“Live by faith; again I say, always live by it. Always rejoice through faith in the Lord! It is neglecting this exercise that allows your own low moods and Satan to interrupt your happiness and spiritual cheerfulness and to hold you in the dumps and in gloominess.
What if you have a natural inclination to melancholy? Cannot faith correct nature? Does it not have power to clear the mind of all cares, fears and griefs? Can it not exhilarate the whole man? But what good is this faith if it is not used? It is like a soldier, with a sword at his side, not drawing his weapon when he is attacked. If a discouragement overtakes, cannot your faith say to your soul, ‘Why are you disturbed? Know and consider in whom you believe.’ Would not the master rebuke the winds and the storms and bring calm to your mind again? Do not most men have something they use to counteract their discouragements, like David with his harp? Some seek refreshment in company, or wine, or tobacco. They would not go far without a supply of these! But would not the least taste of faith be far better?
Should not the wise Christian rather take in the sweet air from the precious promises of God? Keep your faith, and it will keep your joy. It will keep it in an even, ever-flowing current, without ebb and flow, clouds or eclipses, turning ever upon the hinges of heavenly and solid joy. How can it be otherwise?

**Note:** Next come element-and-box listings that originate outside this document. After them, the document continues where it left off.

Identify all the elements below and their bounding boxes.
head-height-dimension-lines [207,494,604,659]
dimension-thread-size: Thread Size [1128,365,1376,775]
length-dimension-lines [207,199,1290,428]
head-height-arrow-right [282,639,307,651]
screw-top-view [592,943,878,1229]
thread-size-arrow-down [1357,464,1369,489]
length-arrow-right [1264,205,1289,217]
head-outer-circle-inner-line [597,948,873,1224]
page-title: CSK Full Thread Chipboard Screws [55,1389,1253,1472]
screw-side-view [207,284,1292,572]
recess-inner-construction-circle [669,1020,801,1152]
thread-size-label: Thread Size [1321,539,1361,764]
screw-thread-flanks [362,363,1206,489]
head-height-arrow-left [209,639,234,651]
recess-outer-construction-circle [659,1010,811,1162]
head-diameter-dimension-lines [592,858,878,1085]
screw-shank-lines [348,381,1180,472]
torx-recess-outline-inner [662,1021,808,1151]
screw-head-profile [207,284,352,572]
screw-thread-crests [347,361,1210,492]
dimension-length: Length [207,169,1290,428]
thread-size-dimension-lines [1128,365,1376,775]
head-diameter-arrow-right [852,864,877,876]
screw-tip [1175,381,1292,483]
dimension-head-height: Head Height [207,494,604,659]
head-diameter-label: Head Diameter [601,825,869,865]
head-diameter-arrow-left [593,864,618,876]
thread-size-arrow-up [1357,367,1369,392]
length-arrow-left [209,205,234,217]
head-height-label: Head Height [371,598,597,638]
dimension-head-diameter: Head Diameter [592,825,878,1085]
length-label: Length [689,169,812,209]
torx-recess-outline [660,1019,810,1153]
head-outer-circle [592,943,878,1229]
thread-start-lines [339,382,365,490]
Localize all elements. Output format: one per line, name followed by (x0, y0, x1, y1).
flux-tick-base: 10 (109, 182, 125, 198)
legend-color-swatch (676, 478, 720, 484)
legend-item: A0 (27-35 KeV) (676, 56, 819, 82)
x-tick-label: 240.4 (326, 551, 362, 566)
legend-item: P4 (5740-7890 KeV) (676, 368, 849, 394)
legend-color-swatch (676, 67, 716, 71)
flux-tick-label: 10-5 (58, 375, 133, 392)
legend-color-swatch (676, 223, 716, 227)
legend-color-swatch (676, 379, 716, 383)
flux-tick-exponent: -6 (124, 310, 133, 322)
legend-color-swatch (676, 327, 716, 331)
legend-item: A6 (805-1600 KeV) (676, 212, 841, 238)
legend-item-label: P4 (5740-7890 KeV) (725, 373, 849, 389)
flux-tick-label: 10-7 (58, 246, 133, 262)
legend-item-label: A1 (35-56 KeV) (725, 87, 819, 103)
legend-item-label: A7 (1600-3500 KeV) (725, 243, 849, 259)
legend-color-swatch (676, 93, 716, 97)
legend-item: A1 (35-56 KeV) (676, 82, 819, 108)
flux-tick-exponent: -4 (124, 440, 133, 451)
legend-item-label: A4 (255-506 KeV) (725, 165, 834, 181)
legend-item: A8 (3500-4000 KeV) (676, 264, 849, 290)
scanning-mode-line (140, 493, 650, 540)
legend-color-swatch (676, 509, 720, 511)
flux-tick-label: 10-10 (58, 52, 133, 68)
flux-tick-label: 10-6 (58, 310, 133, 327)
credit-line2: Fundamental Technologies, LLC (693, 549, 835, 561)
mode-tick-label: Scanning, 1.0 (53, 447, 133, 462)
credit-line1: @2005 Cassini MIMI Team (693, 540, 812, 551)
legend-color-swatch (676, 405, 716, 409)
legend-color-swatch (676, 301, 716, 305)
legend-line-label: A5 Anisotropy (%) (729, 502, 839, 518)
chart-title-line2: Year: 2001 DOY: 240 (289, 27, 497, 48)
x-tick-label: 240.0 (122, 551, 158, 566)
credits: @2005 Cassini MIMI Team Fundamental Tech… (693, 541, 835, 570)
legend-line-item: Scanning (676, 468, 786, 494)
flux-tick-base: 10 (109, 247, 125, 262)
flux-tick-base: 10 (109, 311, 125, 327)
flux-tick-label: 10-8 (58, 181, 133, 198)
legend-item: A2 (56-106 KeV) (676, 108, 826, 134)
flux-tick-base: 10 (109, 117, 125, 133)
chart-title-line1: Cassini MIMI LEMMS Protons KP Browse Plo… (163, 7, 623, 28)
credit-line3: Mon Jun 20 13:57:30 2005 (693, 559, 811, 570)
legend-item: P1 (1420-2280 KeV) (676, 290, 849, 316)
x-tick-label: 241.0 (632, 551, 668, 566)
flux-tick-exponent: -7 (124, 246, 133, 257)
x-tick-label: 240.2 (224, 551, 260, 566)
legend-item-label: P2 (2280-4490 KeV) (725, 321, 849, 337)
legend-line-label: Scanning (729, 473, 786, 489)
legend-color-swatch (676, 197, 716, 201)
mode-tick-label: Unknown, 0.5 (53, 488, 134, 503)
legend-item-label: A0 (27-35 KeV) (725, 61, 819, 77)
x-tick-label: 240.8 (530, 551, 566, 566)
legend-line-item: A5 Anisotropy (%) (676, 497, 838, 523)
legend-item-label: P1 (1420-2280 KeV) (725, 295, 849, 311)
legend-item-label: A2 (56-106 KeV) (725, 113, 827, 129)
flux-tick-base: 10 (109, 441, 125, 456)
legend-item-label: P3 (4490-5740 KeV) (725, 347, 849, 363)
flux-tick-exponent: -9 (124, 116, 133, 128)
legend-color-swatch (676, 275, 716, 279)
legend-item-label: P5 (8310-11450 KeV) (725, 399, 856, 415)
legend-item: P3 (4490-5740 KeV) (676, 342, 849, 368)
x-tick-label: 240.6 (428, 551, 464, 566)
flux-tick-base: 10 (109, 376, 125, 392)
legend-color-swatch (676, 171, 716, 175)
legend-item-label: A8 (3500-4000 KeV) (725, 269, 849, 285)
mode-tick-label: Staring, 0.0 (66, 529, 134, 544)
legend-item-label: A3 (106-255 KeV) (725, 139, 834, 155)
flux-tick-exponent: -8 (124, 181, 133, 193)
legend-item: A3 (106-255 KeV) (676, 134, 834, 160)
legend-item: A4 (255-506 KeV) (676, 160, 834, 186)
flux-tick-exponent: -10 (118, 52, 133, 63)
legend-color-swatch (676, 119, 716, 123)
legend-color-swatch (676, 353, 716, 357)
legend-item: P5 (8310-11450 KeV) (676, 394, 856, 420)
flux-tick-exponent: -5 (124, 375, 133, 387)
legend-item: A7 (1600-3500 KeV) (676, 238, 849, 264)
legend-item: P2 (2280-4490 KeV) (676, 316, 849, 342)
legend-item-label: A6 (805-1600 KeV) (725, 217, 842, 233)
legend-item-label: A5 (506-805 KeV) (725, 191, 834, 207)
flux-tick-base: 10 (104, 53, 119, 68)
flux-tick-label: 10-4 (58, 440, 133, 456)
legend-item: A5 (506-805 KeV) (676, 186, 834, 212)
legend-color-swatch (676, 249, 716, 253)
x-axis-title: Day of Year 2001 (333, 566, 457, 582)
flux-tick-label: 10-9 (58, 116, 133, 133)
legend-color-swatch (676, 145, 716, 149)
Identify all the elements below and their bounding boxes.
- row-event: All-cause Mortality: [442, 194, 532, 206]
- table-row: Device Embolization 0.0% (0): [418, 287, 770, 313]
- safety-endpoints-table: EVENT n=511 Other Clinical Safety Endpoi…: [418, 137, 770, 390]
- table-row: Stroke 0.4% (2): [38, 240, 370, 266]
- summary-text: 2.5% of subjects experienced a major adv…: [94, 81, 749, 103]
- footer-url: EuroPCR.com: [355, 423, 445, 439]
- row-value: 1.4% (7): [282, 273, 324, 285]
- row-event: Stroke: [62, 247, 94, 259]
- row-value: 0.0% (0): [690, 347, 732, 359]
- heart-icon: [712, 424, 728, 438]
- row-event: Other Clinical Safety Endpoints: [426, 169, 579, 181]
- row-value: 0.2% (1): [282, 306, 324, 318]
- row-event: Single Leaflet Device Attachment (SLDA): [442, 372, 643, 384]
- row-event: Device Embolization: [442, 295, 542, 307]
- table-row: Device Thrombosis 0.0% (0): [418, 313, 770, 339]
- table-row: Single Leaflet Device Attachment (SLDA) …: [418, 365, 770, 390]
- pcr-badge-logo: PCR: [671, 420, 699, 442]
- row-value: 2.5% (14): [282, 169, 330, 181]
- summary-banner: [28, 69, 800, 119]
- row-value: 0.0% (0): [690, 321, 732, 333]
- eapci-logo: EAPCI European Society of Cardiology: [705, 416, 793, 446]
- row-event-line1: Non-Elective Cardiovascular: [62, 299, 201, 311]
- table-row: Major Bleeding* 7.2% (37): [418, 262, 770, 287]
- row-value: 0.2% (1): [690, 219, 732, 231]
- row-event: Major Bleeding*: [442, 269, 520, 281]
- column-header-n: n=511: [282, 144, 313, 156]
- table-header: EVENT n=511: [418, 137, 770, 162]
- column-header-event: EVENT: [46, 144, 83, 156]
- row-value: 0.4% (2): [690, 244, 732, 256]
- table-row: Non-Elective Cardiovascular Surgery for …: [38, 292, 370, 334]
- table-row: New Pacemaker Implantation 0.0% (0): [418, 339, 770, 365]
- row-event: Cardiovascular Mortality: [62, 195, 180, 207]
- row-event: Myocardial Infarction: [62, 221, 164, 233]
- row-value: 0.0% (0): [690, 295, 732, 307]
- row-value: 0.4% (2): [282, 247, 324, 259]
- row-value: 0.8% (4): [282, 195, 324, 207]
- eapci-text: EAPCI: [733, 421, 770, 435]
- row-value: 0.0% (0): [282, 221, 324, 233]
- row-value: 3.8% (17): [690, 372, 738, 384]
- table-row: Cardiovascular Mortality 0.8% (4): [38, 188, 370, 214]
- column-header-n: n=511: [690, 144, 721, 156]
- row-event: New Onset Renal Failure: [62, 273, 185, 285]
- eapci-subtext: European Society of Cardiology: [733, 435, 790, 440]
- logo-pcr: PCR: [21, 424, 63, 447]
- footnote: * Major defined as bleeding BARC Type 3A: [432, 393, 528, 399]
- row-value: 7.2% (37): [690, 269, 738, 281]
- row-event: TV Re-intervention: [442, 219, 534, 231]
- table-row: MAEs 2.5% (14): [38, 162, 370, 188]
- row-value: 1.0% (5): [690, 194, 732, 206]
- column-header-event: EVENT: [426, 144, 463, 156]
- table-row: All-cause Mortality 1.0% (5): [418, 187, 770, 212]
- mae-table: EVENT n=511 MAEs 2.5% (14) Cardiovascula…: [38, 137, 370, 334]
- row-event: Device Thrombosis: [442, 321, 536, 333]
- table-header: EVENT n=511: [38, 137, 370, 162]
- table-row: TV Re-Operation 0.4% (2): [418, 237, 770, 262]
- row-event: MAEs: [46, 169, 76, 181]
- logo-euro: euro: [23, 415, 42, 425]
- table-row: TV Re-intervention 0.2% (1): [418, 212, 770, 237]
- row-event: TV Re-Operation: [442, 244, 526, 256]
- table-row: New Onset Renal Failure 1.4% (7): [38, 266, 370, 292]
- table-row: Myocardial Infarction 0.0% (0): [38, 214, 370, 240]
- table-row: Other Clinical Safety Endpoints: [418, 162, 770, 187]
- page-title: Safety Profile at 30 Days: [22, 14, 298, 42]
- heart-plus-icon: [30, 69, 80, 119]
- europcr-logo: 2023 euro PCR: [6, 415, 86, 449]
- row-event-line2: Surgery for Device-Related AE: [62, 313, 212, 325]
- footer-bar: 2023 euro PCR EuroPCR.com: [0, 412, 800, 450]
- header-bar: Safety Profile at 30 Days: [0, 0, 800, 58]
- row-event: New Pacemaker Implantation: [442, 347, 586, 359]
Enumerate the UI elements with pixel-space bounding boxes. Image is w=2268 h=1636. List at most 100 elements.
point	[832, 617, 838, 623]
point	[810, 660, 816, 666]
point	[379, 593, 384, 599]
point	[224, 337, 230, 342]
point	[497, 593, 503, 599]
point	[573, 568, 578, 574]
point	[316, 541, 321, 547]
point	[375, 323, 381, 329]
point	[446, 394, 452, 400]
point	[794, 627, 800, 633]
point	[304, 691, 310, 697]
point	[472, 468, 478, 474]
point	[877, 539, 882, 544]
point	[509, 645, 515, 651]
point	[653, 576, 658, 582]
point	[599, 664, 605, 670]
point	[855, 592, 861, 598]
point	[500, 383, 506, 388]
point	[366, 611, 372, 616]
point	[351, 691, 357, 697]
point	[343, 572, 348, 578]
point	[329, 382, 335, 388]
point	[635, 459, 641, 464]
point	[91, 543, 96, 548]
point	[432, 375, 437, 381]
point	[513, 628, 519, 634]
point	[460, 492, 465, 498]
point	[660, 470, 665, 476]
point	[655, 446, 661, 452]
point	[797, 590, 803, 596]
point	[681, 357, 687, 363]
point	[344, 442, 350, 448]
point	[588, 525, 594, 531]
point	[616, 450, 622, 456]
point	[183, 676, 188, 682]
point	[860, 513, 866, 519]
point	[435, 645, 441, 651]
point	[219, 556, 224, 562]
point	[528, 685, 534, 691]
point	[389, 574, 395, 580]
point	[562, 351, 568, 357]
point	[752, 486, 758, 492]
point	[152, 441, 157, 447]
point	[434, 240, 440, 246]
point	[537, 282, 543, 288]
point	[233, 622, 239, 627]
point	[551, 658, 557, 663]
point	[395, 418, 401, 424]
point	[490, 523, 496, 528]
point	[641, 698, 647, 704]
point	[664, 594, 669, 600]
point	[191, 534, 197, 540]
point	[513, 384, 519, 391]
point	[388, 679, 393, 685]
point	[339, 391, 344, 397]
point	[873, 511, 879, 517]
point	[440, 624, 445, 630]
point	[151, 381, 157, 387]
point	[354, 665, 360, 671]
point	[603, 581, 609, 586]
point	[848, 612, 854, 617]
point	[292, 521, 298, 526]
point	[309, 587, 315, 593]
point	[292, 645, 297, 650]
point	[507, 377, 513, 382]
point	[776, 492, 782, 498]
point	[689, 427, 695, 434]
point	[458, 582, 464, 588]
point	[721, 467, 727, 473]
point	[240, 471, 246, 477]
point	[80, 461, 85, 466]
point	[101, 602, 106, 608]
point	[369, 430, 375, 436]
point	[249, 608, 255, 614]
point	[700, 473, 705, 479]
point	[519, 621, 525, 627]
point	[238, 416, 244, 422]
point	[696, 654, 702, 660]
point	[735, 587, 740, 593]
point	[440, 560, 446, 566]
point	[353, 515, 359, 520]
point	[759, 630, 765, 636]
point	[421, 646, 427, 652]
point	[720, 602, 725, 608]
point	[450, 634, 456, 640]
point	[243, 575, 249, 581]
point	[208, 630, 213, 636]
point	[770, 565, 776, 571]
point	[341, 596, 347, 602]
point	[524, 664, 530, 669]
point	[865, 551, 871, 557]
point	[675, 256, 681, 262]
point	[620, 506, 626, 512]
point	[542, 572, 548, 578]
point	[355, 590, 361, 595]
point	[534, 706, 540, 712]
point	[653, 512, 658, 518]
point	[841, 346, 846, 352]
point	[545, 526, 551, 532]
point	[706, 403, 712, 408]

Do not Christians consider how unsuitable it is for them to go about drooping and hanging the head? Is it not becoming for the righteous to rejoice? What is a Christian but one who is joyful? Does not the kingdom of heaven consist in joy? Does not heaviness drive people away while joy draws and wins? Men wonder to see a rich man, who has all his heart’s desire, in a fit of heaviness. But I wonder a thousand times more to see one that has Christ as his friend, and God as his shepherd, and knows that all must work for the best, to be any time out of tune or out of sorts. For a Nabal to be as dead as a stone is no surprise to me, but if Nehemiah’s countenance is changed, there must be some extraordinary cause.
Can you be sad when you have all possible treasures laid up in heavenly places, where moth and rust and thieves may not come? Our treasures are out of the devil’s reach, and not only for a number of years, but for ever and ever!
O vain man! Show me your faith by your joy. If you say you have faith and live a life of sadness, I will not believe you. Use your faith, and have joy; increase your faith and increase your joy.
Faith and a Mature Christian
I must now draw you a little higher. It is a small thing for you to be cheerful at an ordinary level. Your joy should exceed the happiness of those in the world both in quantity and quality. If your joy is not sweeter, and higher, and more pure, more constant than that of a carnal man, you dishonour your faith and show you are young in the kingdom of heaven, which is joy unspeakable and full of glory in the Holy Spirit. Do you not have living water flowing out of your soul? Should you that have tasted of the grapes of Canaan, pine for the onions and garlic of Egypt? Do you need to stoop to the world’s puddle to drink when you have tasted faith’s sweet fruits?
Certainly God gives us ordinary and lawful delights in the world, the wine and oil, music, recreations, etc. These God allows us to enjoy for the sake of bodily health, but not to stuff ourselves with them. We enjoy them, but we can be happy without them. We do not live for them, but live by faith.
It is sad to see a Christian pursuing joy in coarse and earthly pleasures when he has more noble and angelical delights, second only in degree and manner of enjoyment to heaven itself. Our faith takes us to the third heaven. We roll and tumble our souls in beds of roses, that is, our meditations of justification, sanctification, and salvation through Christ. No day should pass without these enjoyments. Should not our soul have her due drinks, breakfasts, meals, snacks, and desserts, as well as our body? Cannot such meditations make pleasant work of our daily tasks? They would make time pass by like a boat with full wind and tide, needing no oars. They would make all of our days like holidays and celebrations.”
—Samuel Ward, Living Faith (Banner of Truth, 2008) pp. 25-30.